Inexistindo prova inconteste da ausência de autoria, materialidade ou presença de legítima defesa, o acusado deve ser pronunciado, pois, deve-se deixar ao Tribunal do Júri o juízo de certeza da acusação, sob pena de usurpação de sua competência constitucional.
Assim, devidamente demonstrados os elementos que indicam a materialidade, através do Laudo Cadavérico (ID 6486254, pág. 65/75), bem como os indícios de que o recorrente foi o autor da prática delituosa, requisitos que autorizam a prolação da decisão de pronúncia do acusado pelo crime de feminicídio com emprego de meio cruel, conforme preceitua o art. 413 do CPP, torna-se, assim, inviável o pleito do recorrente de absolvição sumária ou impronúncia no momento processual atual, devendo, pois, tais fatos, serem remetidos para o Tribunal do Júri, que, como assentado anteriormente, é o juízo natural do qual deriva a competência para apreciar o mérito da conduta do mesmo.
Por oportuno, ressalto o que prescreve o artigo 413 do Código de Processo Penal:
“Art. 413. O juiz, fundamentadamente, pronunciará o acusado, se convencido da materialidade do fato e da existência de indícios suficientes de autoria ou de participação”.
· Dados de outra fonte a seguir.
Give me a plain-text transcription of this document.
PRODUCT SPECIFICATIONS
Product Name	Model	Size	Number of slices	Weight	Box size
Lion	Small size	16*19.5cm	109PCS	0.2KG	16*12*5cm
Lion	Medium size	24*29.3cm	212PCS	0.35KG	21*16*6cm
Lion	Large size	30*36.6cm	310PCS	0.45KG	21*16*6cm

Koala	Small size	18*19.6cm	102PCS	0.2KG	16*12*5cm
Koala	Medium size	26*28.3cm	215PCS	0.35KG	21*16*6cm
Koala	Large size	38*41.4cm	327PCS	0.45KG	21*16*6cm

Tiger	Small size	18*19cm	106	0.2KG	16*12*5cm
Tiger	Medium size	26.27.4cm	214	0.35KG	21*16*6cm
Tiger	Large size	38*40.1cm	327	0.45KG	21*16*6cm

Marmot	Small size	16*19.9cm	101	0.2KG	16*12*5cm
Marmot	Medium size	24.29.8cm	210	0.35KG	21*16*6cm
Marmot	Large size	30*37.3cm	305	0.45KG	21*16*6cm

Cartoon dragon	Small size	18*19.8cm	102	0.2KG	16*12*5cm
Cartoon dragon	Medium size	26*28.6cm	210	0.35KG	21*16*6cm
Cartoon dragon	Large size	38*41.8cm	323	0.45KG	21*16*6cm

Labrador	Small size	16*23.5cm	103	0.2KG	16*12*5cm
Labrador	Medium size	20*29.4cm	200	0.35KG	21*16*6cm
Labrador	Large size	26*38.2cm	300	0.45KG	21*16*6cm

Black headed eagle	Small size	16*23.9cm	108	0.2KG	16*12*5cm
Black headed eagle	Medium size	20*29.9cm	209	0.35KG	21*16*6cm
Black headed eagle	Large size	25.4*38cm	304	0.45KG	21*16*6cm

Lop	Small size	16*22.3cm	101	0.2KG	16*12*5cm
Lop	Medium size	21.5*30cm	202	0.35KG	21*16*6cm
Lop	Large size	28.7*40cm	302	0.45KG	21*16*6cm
“§ 1o A fundamentação da pronúncia limitar-se-á à indicação da materialidade do fato e da existência de indícios suficientes de autoria ou de participação, devendo o juiz declarar o dispositivo legal em que julgar incurso o acusado e especificar as circunstâncias qualificadoras e as causas de aumento de pena.”
§ 2º ...omissis.
§ 3º ...omissis.
Nesse passo, deve ser mantida a decisão de pronúncia, não cabendo acolhimento da tese defensiva que pugna impronúncia ou, subsidiariamente, pela absolvição sumária, ante a não constatação, de plano, de forma cabal e irrefutável da ocorrência da legítima defesa.
Ademais, nada obsta que durante o julgamento perante o Conselho de Sentença, seja o recorrente absolvido se provada a tese defensiva de legítima defesa, que, neste momento, não se encontra evidente e sem contradição.
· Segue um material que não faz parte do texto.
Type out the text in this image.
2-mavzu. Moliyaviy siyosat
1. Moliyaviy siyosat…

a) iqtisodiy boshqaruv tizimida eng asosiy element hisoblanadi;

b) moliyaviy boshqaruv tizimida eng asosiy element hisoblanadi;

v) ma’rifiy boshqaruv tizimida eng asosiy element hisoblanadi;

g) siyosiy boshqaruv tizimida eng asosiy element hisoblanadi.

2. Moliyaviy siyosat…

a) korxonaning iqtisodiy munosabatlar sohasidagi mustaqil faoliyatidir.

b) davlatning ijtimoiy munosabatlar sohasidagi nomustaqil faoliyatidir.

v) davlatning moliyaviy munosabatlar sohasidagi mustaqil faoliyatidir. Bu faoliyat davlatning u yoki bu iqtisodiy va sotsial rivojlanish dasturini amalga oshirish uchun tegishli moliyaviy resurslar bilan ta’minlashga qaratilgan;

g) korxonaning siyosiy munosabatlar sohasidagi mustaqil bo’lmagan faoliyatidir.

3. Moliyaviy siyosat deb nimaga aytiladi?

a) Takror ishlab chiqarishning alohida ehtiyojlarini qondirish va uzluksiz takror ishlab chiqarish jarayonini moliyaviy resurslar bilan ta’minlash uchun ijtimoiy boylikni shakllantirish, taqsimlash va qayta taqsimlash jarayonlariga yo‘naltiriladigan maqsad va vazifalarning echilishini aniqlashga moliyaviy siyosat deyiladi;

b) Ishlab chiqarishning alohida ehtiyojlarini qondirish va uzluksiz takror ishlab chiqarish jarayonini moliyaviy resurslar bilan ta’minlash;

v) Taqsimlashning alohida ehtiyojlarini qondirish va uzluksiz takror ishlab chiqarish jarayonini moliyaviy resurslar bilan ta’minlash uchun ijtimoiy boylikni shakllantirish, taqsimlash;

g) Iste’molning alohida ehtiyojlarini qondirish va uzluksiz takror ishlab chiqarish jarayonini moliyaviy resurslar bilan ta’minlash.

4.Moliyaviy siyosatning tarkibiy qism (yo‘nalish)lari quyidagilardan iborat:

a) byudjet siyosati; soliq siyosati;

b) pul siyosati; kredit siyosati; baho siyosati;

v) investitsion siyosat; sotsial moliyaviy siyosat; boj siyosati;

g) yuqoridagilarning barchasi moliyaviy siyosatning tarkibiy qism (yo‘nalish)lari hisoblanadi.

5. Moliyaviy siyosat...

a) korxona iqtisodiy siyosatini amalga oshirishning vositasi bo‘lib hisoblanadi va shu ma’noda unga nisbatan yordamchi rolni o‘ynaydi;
Repise-se, a sentença de pronúncia é decisão interlocutória que admite a denúncia para que o processo seja encaminhado ao Tribunal do Júri. Mesmo na existência de dúvidas quanto à ausência de prova firme e segura de ter o acusado praticado a conduta dolosamente, a pronúncia é cabível, uma vez que não se exige a certeza absoluta dos fatos. Diante de incertezas sobre o elemento anímico, basta ao Juiz de 1º Grau o convencimento da existência do fato tido como delituoso, o que, neste caso, não comporta a menor dúvida, conforme provas acima analisadas e indícios suficientes de autoria.
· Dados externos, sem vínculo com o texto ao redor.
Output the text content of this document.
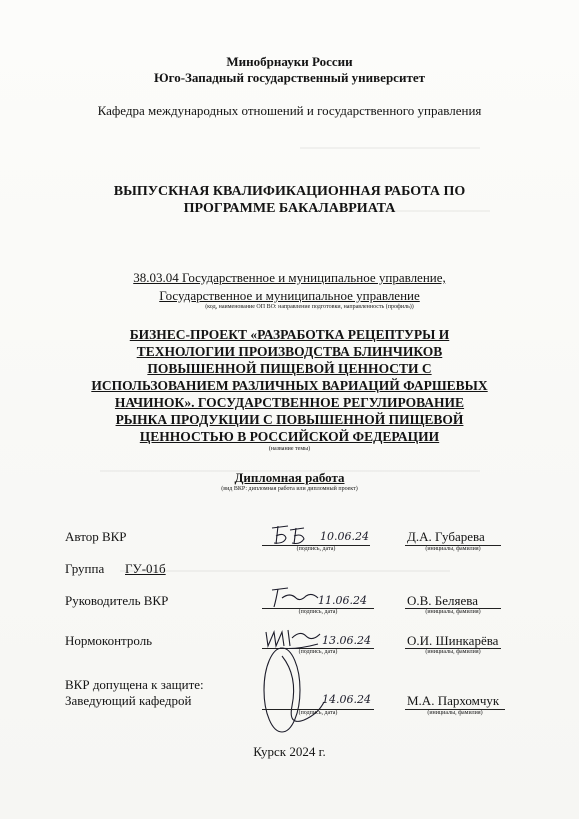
Минобрнауки России
Юго-Западный государственный университет
Кафедра международных отношений и государственного управления
ВЫПУСКНАЯ КВАЛИФИКАЦИОННАЯ РАБОТА ПО
ПРОГРАММЕ БАКАЛАВРИАТА
38.03.04 Государственное и муниципальное управление,
Государственное и муниципальное управление
(код, наименование ОП ВО: направление подготовки, направленность (профиль))
БИЗНЕС-ПРОЕКТ «РАЗРАБОТКА РЕЦЕПТУРЫ И
ТЕХНОЛОГИИ ПРОИЗВОДСТВА БЛИНЧИКОВ
ПОВЫШЕННОЙ ПИЩЕВОЙ ЦЕННОСТИ С
ИСПОЛЬЗОВАНИЕМ РАЗЛИЧНЫХ ВАРИАЦИЙ ФАРШЕВЫХ
НАЧИНОК». ГОСУДАРСТВЕННОЕ РЕГУЛИРОВАНИЕ
РЫНКА ПРОДУКЦИИ С ПОВЫШЕННОЙ ПИЩЕВОЙ
ЦЕННОСТЬЮ В РОССИЙСКОЙ ФЕДЕРАЦИИ
(название темы)
Дипломная работа
(вид ВКР: дипломная работа или дипломный проект)
Автор ВКР	10.06.24
(подпись, дата)
Д.А. Губарева
(инициалы, фамилия)
Группа ГУ-01б
Руководитель ВКР	11.06.24
(подпись, дата)
О.В. Беляева
(инициалы, фамилия)
Нормоконтроль	13.06.24
(подпись, дата)
О.И. Шинкарёва
(инициалы, фамилия)
ВКР допущена к защите:
Заведующий кафедрой	14.06.24
(подпись, дата)
М.А. Пархомчук
(инициалы, фамилия)
Курск 2024 г.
Sobre o tema, cito importantes decisões desta 2ª Câmara Especializada Criminal:
RECURSO EM SENTIDO ESTRITO. HOMICÍDIO QUALIFICADO. SENTENÇA DE PRONÚNCIA. 1. PRELIMINAR DE INTEMPESTIVIDADE SUSCITADA PELO MINISTÉRIO PÚBLICO. REJEIÇÃO. INTERPOSIÇÃO DENTRO DO PRAZO LEGAL. RAZÕES DO RECURSO APRESENTADA A DESTEMPO. MERA IRREGULARIDADE. 2. LEGÍTIMA DEFESA. ABSOLVIÇÃO SUMÁRIA. IMPOSSIBILIDADE. AUSÊNCIA DE PROVA INEQUÍVOCA DA EXCLUDENTE. 3. AFASTAMENTO DAS QUALIFICADORAS. CONFORMIDADE COM AS PROVAS DOS AUTOS. ANÁLISE DE COMPETÊNCIA DO TRIBUNAL DO JÚRI. IMPROCEDÊNCIA. 4. RECURSO CONHECIDO E IMPROVIDO.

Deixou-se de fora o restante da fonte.